Chitraloka.com
- Website type: Online portal
- Founded: 26 June 2000; 26 years ago
- Area served: Worldwide
- Founder: K. M. Veeresh
- Industry: Entertainment
- Products: News and updates on Kannada cinema
- Website: chitraloka.com

= Chitraloka.com =

Indian website about Kannada cinema

Chitraloka.com is an Indian website focused on the Kannada film industry. Launched on 26 June 2000 by K. M. Veeresh, it was the first dedicated online portal for Kannada cinema. The website provides news, updates, and features on Kannada films and is available in both English and Kannada. Alongside Viggy.com, it was among the few websites in the early 2000s regularly covering Kannada cinema.

==History==
K. M. Veeresh, a photographer and journalist, conceived the idea for Chitraloka.com during a vacation in Singapore, where he struggled to access updates on Kannada cinema. After acquiring a personal computer, he aimed to create a website to serve news on Kannada cinema, primarily for Kannada-speaking audiences overseas, particularly in the Gulf and the United States. Initially, he faced challenges in sourcing software that could support Kannada script. The website was launched in 1999, with Parvathamma Rajkumar present at the event.

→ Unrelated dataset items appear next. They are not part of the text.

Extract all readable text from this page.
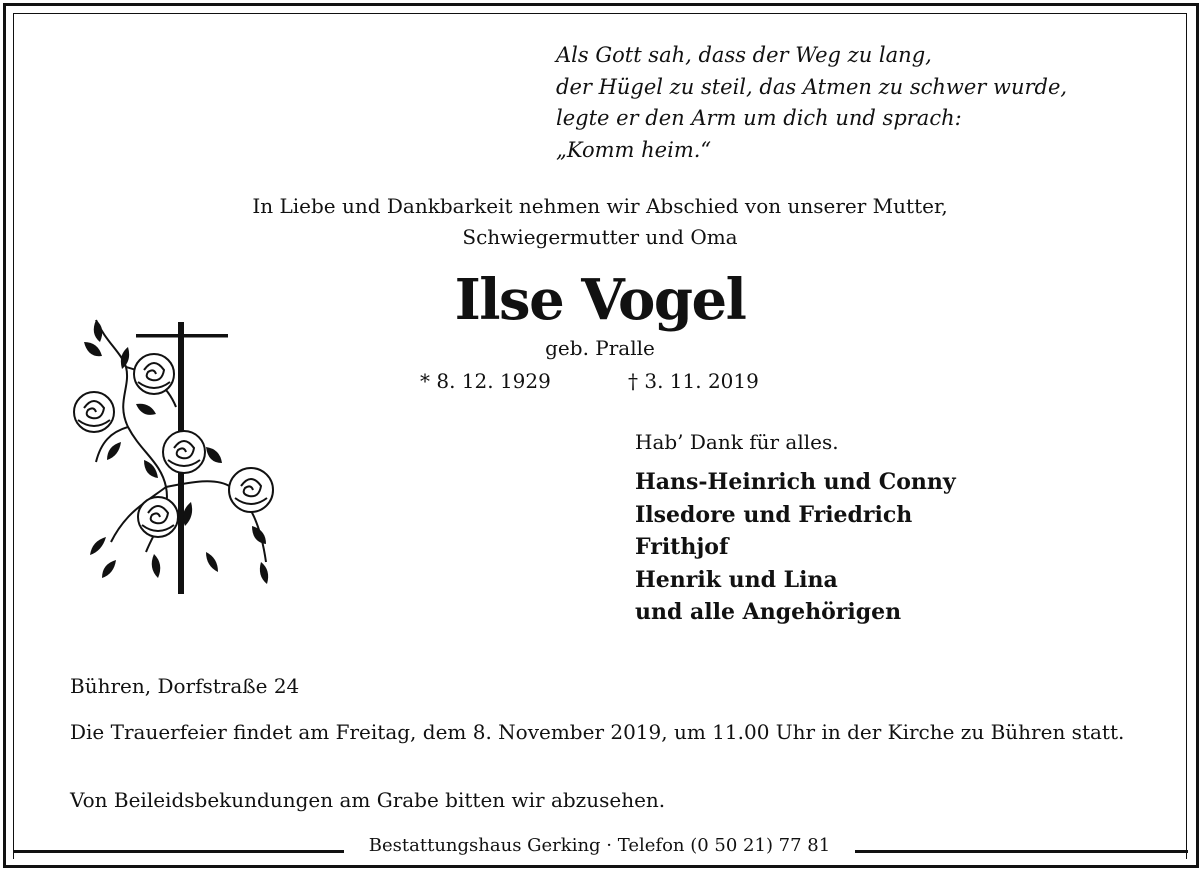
Als Gott sah, dass der Weg zu lang,
der Hügel zu steil, das Atmen zu schwer wurde,
legte er den Arm um dich und sprach:
„Komm heim.“
In Liebe und Dankbarkeit nehmen wir Abschied von unserer Mutter,
Schwiegermutter und Oma
Ilse Vogel
geb. Pralle
* 8. 12. 1929	† 3. 11. 2019
Hab’ Dank für alles.
Hans-Heinrich und Conny
Ilsedore und Friedrich
Frithjof
Henrik und Lina
und alle Angehörigen
Bühren, Dorfstraße 24
Die Trauerfeier findet am Freitag, dem 8. November 2019, um 11.00 Uhr in der Kirche zu Bühren statt.
Von Beileidsbekundungen am Grabe bitten wir abzusehen.
Bestattungshaus Gerking · Telefon (0 50 21) 77 81
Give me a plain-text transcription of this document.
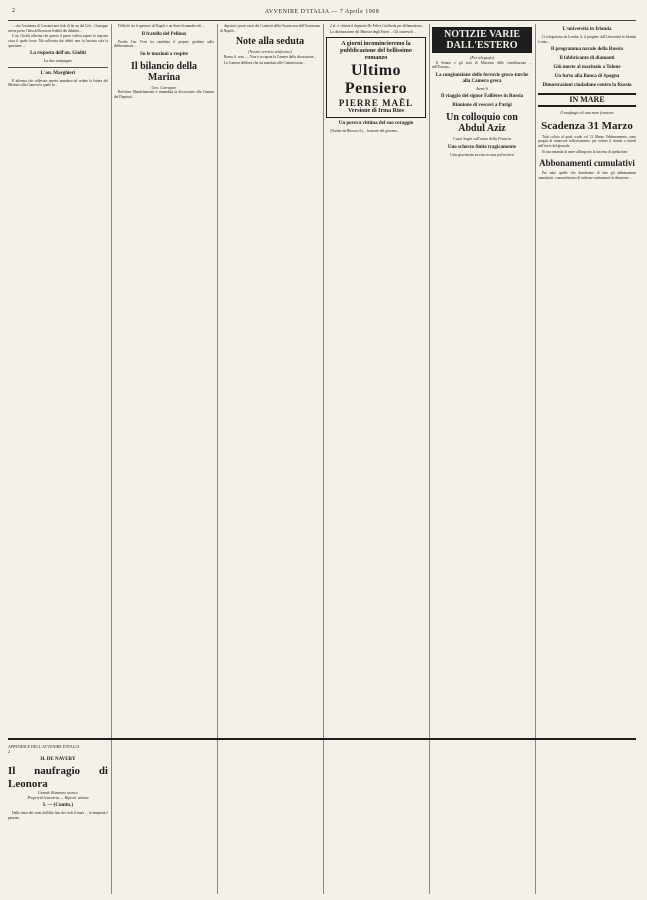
2	AVVENIRE D'ITALIA — 7 Aprile 1908

... che l'esattezza di Caesana non fede di lei un dal Ceb... Giuseppe aveva preso l'idea della nuova fedeltà dei dibattiti...

L'on. Gioliti afferma che questo il paese voleva sapere la risposta circa il quale fosse. Ma sollevata dai debiti non fu lasciata sola la questione ...

La risposta dell'on. Gioliti
La due campagne
L'on. Marghieri

E afferma che sollevato questo mandava ad ordine la lettera del Ministro alla Camera la quale fu ...

Difficile sia il questore di Napoli e un Stato Scannabecchi ...

Il fratello del Pelloux

Perche l'on. Ferri ha cambiato il proprio giudizio sulla deliberazione ...

Su le mozioni a respite
Il bilancio della Marina
Gen. Carrapter

Bolettino Mandolamento è rimandata la discussione alla Camera dei Deputati...

deputati i punti vuoti dei Comitati della Giunta non dell'Assistenza di Napoli...

Note alla seduta
(Nostro servizio telefonico)

Roma, 6, sera. — Non è occupata la Camera dalla discussione...

La Camera delibera che sia mandato alle Commissioni...

2 al. e. chieste il deputato De Felice Gioffreda per diffamazione...

La dichiarazione dei Ministri degli Esteri ... Gli onorevoli ...

A giorni incomincieremo la pubblicazione del bellissimo romanzo
Ultimo Pensiero
PIERRE MAËL
Versione di Irma Rios
Un povera vittima del suo coraggio

(Notizie da Brescia, 6) ... la morte del giovane...

NOTIZIE VARIE DALL'ESTERO
(Per telegrafo)

Il Senato e gli stati di Missione delle contribuzioni ... nell'Europa...

La congiunzione delle ferrovie greco-turche alla Camera greca
Atene 6
Il viaggio del signor Fallières in Russia
Riunione di vescovi a Parigi
Un colloquio con Abdul Aziz
I suoi Sogni sull'aiuto della Francia
Uno scherzo finito tragicamente
Una giovinetta uccisa in una polveriera
L'università in Irlanda

Ci telegrafano da Londra, 6: il progetto sull'Università in Irlanda è stato...

Il programma navale della Russia
Il fabbricante di diamanti
Giù morte al marinaio a Tolone
Un furto alla Banca di Spagna
Dimostrazioni ciudadane contro la Russia
IN MARE
Il naufragio di una nave francese
Scadenza 31 Marzo

Tutti coloro al quali scade col 31 Marzo l'abbonamento, sono pregati di rinnovare sollecitamente, per evitare il ritardo o ritardi nell'invio del giornale.

Si raccomanda di unire all'importo la fascetta di spedizione.

Abbonamenti cumulativi

Per tutte quelle che desiderano di fare gli abbonamenti cumulativi, comunichiamo di indicare esattamente la direzione, ...

APPENDICE DELL'AVVENIRE D'ITALIA
2
H. DE NAVERY
Il naufragio di Leonora
Grande Romanzo storico
Proprietà letteraria — Riprod. vietata
I. — (Contin.)

Dalla cima dei venti dall'alto lato dei cieli il mare ... la tempesta è passata...
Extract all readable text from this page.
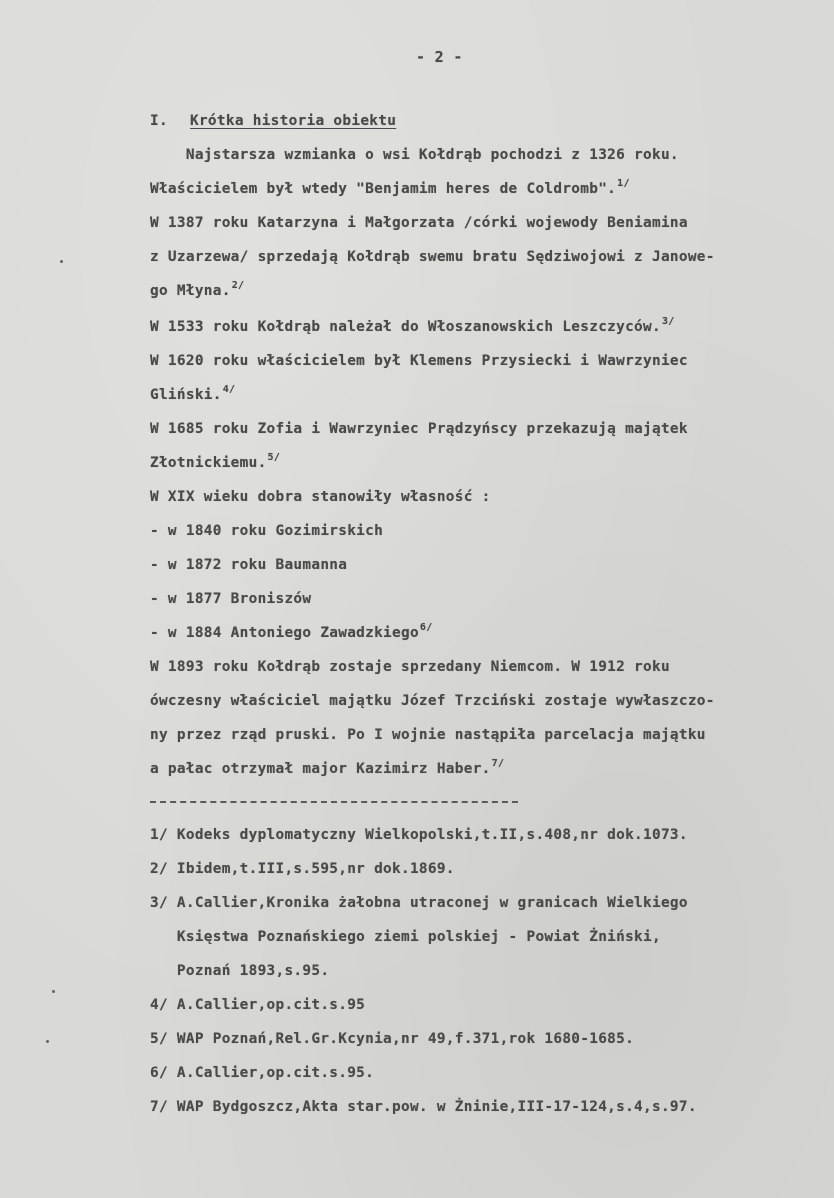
- 2 -
I. Krótka historia obiektu
Najstarsza wzmianka o wsi Kołdrąb pochodzi z 1326 roku.
Właścicielem był wtedy "Benjamim heres de Coldromb".$^{1/}$
W 1387 roku Katarzyna i Małgorzata /córki wojewody Beniamina
z Uzarzewa/ sprzedają Kołdrąb swemu bratu Sędziwojowi z Janowe-
go Młyna.$^{2/}$
W 1533 roku Kołdrąb należał do Włoszanowskich Leszczyców.$^{3/}$
W 1620 roku właścicielem był Klemens Przysiecki i Wawrzyniec
Gliński.$^{4/}$
W 1685 roku Zofia i Wawrzyniec Prądzyńscy przekazują majątek
Złotnickiemu.$^{5/}$
W XIX wieku dobra stanowiły własność :
- w 1840 roku Gozimirskich
- w 1872 roku Baumanna
- w 1877 Broniszów
- w 1884 Antoniego Zawadzkiego$^{6/}$
W 1893 roku Kołdrąb zostaje sprzedany Niemcom. W 1912 roku
ówczesny właściciel majątku Józef Trzciński zostaje wywłaszczo-
ny przez rząd pruski. Po I wojnie nastąpiła parcelacja majątku
a pałac otrzymał major Kazimirz Haber.$^{7/}$
1/ Kodeks dyplomatyczny Wielkopolski,t.II,s.408,nr dok.1073.
2/ Ibidem,t.III,s.595,nr dok.1869.
3/ A.Callier,Kronika żałobna utraconej w granicach Wielkiego
Księstwa Poznańskiego ziemi polskiej - Powiat Żniński,
Poznań 1893,s.95.
4/ A.Callier,op.cit.s.95
5/ WAP Poznań,Rel.Gr.Kcynia,nr 49,f.371,rok 1680-1685.
6/ A.Callier,op.cit.s.95.
7/ WAP Bydgoszcz,Akta star.pow. w Żninie,III-17-124,s.4,s.97.
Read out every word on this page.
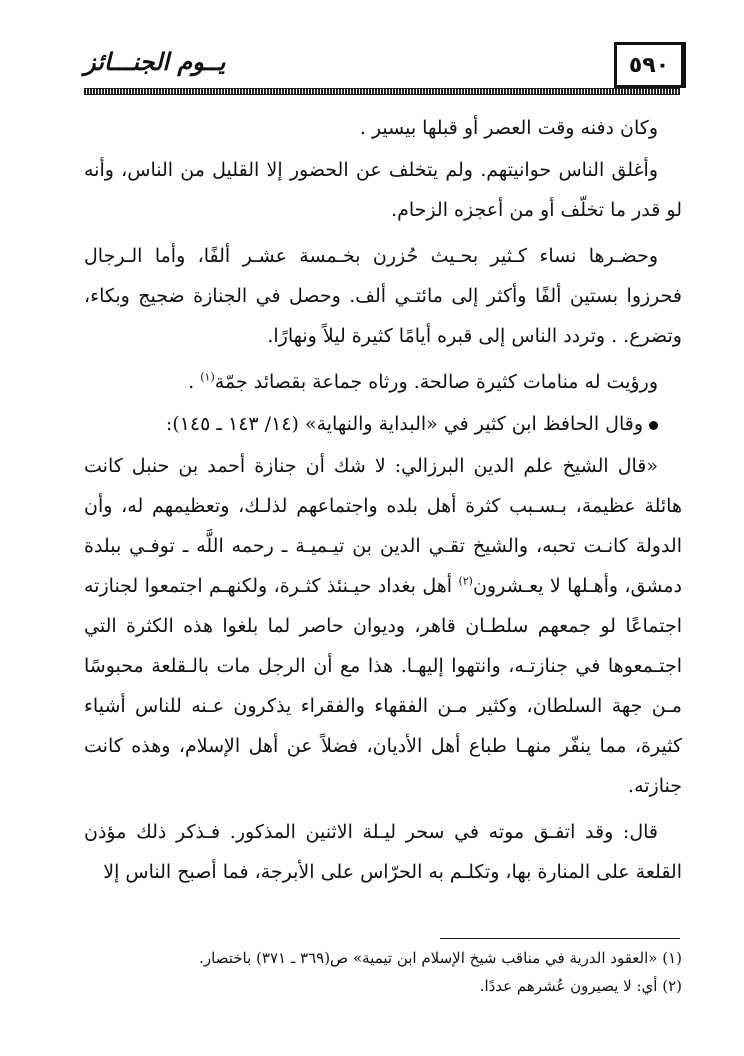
٥٩٠
يــوم الجنـــائز

وكان دفنه وقت العصر أو قبلها بيسير .

وأغلق الناس حوانيتهم. ولم يتخلف عن الحضور إلا القليل من الناس، وأنه لو قدر ما تخلّف أو من أعجزه الزحام.

وحضـرها نساء كـثير بحـيث حُزرن بخـمسة عشـر ألفًا، وأما الـرجال فحرزوا بستين ألفًا وأكثر إلى مائتـي ألف. وحصل في الجنازة ضجيج وبكاء، وتضرع. . وتردد الناس إلى قبره أيامًا كثيرة ليلاً ونهارًا.

ورؤيت له منامات كثيرة صالحة. ورثاه جماعة بقصائد جمّة$^{(١)}$ .

وقال الحافظ ابن كثير في «البداية والنهاية» (١٤/ ١٤٣ ـ ١٤٥):

«قال الشيخ علم الدين البرزالي: لا شك أن جنازة أحمد بن حنبل كانت هائلة عظيمة، بـسـبب كثرة أهل بلده واجتماعهم لذلـك، وتعظيمهم له، وأن الدولة كانـت تحبه، والشيخ تقـي الدين بن تيـميـة ـ رحمه اللَّه ـ توفـي ببلدة دمشق، وأهـلها لا يعـشرون$^{(٢)}$ أهل بغداد حيـنئذ كثـرة، ولكنهـم اجتمعوا لجنازته اجتماعًا لو جمعهم سلطـان قاهر، وديوان حاصر لما بلغوا هذه الكثرة التي اجتـمعوها في جنازتـه، وانتهوا إليهـا. هذا مع أن الرجل مات بالـقلعة محبوسًا مـن جهة السلطان، وكثير مـن الفقهاء والفقراء يذكرون عـنه للناس أشياء كثيرة، مما ينفّر منهـا طباع أهل الأديان، فضلاً عن أهل الإسلام، وهذه كانت جنازته.

قال: وقد اتفـق موته في سحر ليـلة الاثنين المذكور. فـذكر ذلك مؤذن القلعة على المنارة بها، وتكلـم به الحرّاس على الأبرجة، فما أصبح الناس إلا

(١) «العقود الدرية في مناقب شيخ الإسلام ابن تيمية» ص(٣٦٩ ـ ٣٧١) باختصار.
(٢) أي: لا يصيرون عُشرهم عددًا.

On its launch day, the website recorded 13,664 visits. In its early years, the website was primarily operated by Veeresh himself, with support from journalist colleagues as needed. During the kidnapping of Rajkumar, Chitraloka.com provided comprehensive updates on the incident. Initially updated biweekly, the website's content is now refreshed frequently.

In 2009, Chitraloka.com was recognized by the Limca Book of Records for showcasing 3,000 Kannada film stills, ranging from Sati Sulochana (1935) to Namyajamanru (2009). In 2020, the website's YouTube channel received the Silver Creator Award, making it one of the few Kannada-language channels to achieve this distinction.